Monsignor Ignatius McDermott, known to his multitude of friends as Father Mac, grew up on Chicago's South Side and was ordained in the priesthood in 1936. Initially, he was assigned to the Maryville Academy, then a home for dependent and neglected children. During his five years there, he found that many of the children came from broken homes where alcohol use was the problem.

His next assignment was as assistant pastor of Our Lady of Peace Parish, in a thriving residential area of the city. Here too he found homes that produced neglected children through their parents' alcoholism.

Later, at Catholic Charities, he was assigned to find homes for neglected and dependent children. As director of Holy Cross Mission, his office overlooked the old Chicago police jail and drunk tank in a building next door at Randolph and Desplaines. Walking past its windows, befriending the men inside, he wondered why no better solution had been found to help them battle alcoholism - and reunite their families.

As one approach to a solution, Father Mac founded the Addiction Counseling Education Services (ACES), which provided counseling to alcoholics and other substance abusers whom had no other means to get help.

In the Chicago schools system, he developed an alcohol education curriculum and fostered Alternatives to Expulsion, a program of helping teachers to salvage addicted teenagers who were willing to give up drinking and drugs and resume their studies. This worked so well that it was incorporated into State of Illinois educational practices.

Monsignor McDermott founded the Central States Institute of Addiction in 1963, as a not-for-profit charitable organization, providing instruction to members of the helping professions regarding addiction and dependency. It is one of many programs begun through his inspiration and dedication that continues to function to the benefit of many.

Meanwhile, pursuing his duties as a priest Ignatius sought to address the issue of so-called social drinking. He wanted to focus attention on the risks of such socializing – combining social drinking at events like weddings witht the drive home afterwards.

The Alcohol Safety Education Program (ASEP) originated in 1971, when Monsignor McDermott developed a series of lectures for driving-under-the-influence (DUI) offenders. It emphasized the effects of alcohol use on the body and brain and the safety issues involved in excessive use before driving.

Funding this initiative himself, Father won encouragement from jurists in the Cook County Circuit Court and a 1974 grant from the Illinois Department of Transportation's division of traffic safety enabled ASEP to expand to include all six municipal districts of the Cook County Circuit Court.

In a unique move at the time, the Circuit Court in 1976 authorized a charge (of $100) to be paid by the DUI offender, resulting in the ASEP program becoming self-supported by user fees. The program's process of assessing levels of impairment of DUI offenders helped to form the standards for DUI programs established statewide in 1986.

By this time, too, Monsignor McDermott had co-founded Intervention Instruction, Inc., with Sister Patricia Kilbane, establishing a training program for the DUI risk reduction education.
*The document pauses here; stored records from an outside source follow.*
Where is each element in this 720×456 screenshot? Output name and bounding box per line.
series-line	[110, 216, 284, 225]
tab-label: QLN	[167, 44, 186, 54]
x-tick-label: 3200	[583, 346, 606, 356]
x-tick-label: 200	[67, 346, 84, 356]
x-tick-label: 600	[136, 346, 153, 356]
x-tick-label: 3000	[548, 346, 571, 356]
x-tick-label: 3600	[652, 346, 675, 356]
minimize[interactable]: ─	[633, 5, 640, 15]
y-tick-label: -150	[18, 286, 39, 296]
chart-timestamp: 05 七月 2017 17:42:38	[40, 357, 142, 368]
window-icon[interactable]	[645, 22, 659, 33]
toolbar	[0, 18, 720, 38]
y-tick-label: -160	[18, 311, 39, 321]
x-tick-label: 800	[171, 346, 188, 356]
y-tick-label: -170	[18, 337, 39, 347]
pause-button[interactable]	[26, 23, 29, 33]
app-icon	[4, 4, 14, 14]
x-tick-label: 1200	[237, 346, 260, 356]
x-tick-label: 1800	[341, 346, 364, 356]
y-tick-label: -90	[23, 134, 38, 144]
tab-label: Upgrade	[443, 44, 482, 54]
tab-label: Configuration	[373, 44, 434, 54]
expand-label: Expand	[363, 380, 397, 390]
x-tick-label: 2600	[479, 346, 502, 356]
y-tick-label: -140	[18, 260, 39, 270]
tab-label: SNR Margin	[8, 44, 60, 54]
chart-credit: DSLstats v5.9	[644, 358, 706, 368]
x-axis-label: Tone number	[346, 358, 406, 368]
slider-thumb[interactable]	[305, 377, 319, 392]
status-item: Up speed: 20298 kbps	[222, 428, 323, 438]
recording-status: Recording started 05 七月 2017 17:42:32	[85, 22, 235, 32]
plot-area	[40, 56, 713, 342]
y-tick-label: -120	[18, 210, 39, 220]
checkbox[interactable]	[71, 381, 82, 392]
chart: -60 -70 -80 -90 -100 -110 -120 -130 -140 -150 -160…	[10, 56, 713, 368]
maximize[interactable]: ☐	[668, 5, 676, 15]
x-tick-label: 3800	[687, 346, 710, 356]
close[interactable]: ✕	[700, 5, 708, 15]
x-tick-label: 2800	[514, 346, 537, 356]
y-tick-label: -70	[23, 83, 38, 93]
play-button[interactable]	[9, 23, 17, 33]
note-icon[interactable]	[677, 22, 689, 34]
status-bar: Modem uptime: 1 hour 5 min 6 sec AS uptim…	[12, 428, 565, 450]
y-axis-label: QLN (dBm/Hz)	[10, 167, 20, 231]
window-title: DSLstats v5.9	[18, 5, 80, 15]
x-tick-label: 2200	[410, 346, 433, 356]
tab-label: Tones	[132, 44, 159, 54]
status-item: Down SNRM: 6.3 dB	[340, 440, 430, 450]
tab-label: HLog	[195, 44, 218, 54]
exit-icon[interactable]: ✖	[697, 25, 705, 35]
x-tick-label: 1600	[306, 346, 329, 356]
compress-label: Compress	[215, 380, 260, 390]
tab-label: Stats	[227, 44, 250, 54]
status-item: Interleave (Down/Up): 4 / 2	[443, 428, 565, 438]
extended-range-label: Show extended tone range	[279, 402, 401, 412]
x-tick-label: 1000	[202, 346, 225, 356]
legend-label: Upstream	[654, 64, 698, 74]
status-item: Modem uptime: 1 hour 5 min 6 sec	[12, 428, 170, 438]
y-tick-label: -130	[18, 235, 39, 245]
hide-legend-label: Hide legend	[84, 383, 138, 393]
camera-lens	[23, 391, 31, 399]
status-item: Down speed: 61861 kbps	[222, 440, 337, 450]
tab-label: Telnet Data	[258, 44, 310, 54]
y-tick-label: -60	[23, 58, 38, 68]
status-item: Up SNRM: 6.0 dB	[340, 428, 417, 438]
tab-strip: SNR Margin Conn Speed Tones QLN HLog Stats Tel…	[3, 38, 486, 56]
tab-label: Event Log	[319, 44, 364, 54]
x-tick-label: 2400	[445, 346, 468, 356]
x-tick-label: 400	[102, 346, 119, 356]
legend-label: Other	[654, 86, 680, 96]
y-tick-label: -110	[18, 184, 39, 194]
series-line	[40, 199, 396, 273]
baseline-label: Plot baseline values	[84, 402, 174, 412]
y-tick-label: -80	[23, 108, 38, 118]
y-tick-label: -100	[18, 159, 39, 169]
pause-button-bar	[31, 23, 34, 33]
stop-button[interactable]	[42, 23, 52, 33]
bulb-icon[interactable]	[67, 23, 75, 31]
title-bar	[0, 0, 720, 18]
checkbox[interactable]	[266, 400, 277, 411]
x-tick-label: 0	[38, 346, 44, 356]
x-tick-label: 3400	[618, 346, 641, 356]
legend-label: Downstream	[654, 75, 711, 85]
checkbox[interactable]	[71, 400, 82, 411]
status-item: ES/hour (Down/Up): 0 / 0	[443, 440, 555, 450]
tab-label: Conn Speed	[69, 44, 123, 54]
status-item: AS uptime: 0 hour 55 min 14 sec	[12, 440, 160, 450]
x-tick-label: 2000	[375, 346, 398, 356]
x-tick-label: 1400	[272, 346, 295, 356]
Thanks to I.I.I.’s education and counseling methods, first offenders demonstrated a recidivism rate of less than five percent.

This organization is now creating a format for prevention of DUI on the World Wide Web at

Father Mac's lifelong concern for the homeless inebriate and for families split by alcoholism has met with matching public attitudes. For Example, in 1975, the Illinois General Assembly agreed to decriminalize public inebriation. That breakthrough led to his creating the Chicago Clergy Association for the Homeless Person, and the founding of Haymarket House (now Haymarket Center) and Cee's Manor. Initially a detox center for male alcoholics, Haymarket soon added facilities for women, especially drug using women, many of whom were found to be pregnant.

With legislation pending to take the expected cocaine babies into State custody, Father Mac turned the situation into a triple play: First, Haymarket won State funding for the Maternal Addiction Center, which treated women through the birth of their babies. Second, a post-partum program was added with Haymarket/Maryville. Third, the Sangamon House and Athey Hall recovery homes were opened to provide shelter and more time for recovering moms. This also offered moms the opportunity to improve their parenting skills for both newborns and older children, while helping them with supplementary education, job training and apprentice-ships to prepare for a return to independent living.

The programs initiated by Monsignor McDermott during his priesthood have been recognized as trail-blazing solutions to many aspects of how alcohol and other drug addictions damage lives.

Yet other men and women in other nations have been struggling with the same problems and Father Mac led U.S. Activists into the International Council on Alcohol and Addictions (ICAA) early in the 1960s, when that organization was already starting its second half-century. This international forum has a worldwide membership seeking "prevention and relief of harm resulting from the use of alcohol and other drugs."

In 42 of its 90 years, ICAA has sponsored institutes focussing on "the prevention and treatment of dependencies." Many of the continuing programs initiated through Father Mac's leadership have become known world-side, thanks to the scholarly papers presented to International Institute participants by representatives of the Haymarket Center, Central States Institute of Addiction, Intervention Instruction Inc. and the Circuit Court of Cook County, all on par with participants like representatives of the World Health Organization and the United Nations General Assembly Special Session on the World Drug Problem.

As his priesthood continues, let Father Mac's philosophy inspire through the Internet: "When you no longer burn with love, others will die of the cold."